Last week, Kalida Village Council rejected a zoning variance for the turbines. The council voted Monday to put the issue before voters on the November ballot.
The referendum question “would exempt wind turbines from the 45-foot height restriction that currently exists in industrial zoned properties,” Mayor Alan Gerdeman said. “We want to answer the question whether or not we would allow turbines to be considered in industrial zoned properties within the village. Council decided to let the residents decide.”
With a payroll of about 370 workers, Kalida Manufacturing is the village’s largest employer. It sits along state Route 224 east of the village proper, on land annexed to the village when KMI was founded in 1996.
The 55 acres where KMI proposes to build is in Union Township. KMI wants the field annexed to the village as well, but annexation would subject the property to the zoning height restriction.
KMI wants to buy the land and install two company-owned, 1.5 megawatt wind turbine generators that would provide about two-thirds of the company’s electricity needs, plant manager Rick Esch said in a previous report. The turbines must be completed and operational by the end of 2012 in order to qualify for substantial tax credits.

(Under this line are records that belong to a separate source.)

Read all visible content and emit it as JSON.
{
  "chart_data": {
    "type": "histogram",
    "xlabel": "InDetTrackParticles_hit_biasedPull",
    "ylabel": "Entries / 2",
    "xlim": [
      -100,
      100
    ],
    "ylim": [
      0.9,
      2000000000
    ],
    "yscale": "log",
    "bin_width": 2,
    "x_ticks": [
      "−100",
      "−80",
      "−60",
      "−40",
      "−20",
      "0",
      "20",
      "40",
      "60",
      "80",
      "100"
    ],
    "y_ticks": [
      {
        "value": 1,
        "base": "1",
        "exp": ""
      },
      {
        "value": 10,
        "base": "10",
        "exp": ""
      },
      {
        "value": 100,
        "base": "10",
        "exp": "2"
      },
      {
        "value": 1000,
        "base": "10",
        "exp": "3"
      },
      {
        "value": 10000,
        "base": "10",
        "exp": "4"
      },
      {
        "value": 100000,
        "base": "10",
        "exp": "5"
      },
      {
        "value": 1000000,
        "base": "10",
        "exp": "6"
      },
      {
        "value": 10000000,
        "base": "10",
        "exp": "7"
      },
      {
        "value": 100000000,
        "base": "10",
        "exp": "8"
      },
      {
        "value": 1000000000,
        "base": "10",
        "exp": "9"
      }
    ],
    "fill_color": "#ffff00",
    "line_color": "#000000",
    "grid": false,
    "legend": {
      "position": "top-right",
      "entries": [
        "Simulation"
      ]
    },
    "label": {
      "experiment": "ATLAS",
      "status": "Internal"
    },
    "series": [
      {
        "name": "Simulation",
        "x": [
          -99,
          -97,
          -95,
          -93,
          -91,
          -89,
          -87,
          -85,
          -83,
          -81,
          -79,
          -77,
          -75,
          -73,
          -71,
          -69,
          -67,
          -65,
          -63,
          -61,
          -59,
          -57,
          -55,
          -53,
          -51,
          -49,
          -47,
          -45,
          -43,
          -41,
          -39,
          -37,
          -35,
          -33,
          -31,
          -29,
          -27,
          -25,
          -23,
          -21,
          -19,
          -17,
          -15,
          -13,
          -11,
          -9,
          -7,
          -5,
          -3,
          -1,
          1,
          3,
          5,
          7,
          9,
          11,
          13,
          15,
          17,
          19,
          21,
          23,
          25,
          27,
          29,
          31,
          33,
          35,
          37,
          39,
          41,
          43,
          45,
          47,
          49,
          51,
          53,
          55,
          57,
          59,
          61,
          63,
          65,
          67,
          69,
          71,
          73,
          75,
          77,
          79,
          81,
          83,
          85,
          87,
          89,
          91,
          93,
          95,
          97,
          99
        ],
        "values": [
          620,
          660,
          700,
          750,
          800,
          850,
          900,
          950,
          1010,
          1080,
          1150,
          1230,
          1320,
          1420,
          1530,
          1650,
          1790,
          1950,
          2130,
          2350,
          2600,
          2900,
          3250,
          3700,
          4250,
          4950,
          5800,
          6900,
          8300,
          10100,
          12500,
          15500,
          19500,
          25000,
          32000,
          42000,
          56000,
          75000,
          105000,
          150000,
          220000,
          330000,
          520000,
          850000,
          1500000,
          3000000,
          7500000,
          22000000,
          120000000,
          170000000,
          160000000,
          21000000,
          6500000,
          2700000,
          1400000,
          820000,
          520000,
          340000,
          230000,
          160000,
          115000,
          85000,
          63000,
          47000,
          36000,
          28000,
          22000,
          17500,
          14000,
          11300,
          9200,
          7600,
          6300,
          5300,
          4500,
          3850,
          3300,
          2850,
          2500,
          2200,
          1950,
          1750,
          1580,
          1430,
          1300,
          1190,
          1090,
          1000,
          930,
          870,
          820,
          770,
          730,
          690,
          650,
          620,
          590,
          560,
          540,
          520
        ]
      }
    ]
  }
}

Esch attended a Union Township meeting March 27 to seek the trustees’ approval on a preannexation agreement between the village and township. The village has already signed the preannexation agreement and approved the first reading on a zoning ordinance that would allow the wind turbines within the village and would guarantee tax revenue to the township for the next 40 years.
At the same trustees’ meeting, more than 60 area residents expressed strong vocal opposition to KMI’s proposal. Their objections included the size of the project, its proximity to their homes, its alteration of the village skyline, and the noise the turbines would make while in operation.
The Village Council considered requesting a special election earlier to accommodate KMI, but Esch said the project would have to break ground in May in order to be completed by December. The earliest possible election would have been in August and would have cost an estimated $15,000 to $20,000, Gerdeman said, so the idea of an early vote was rejected.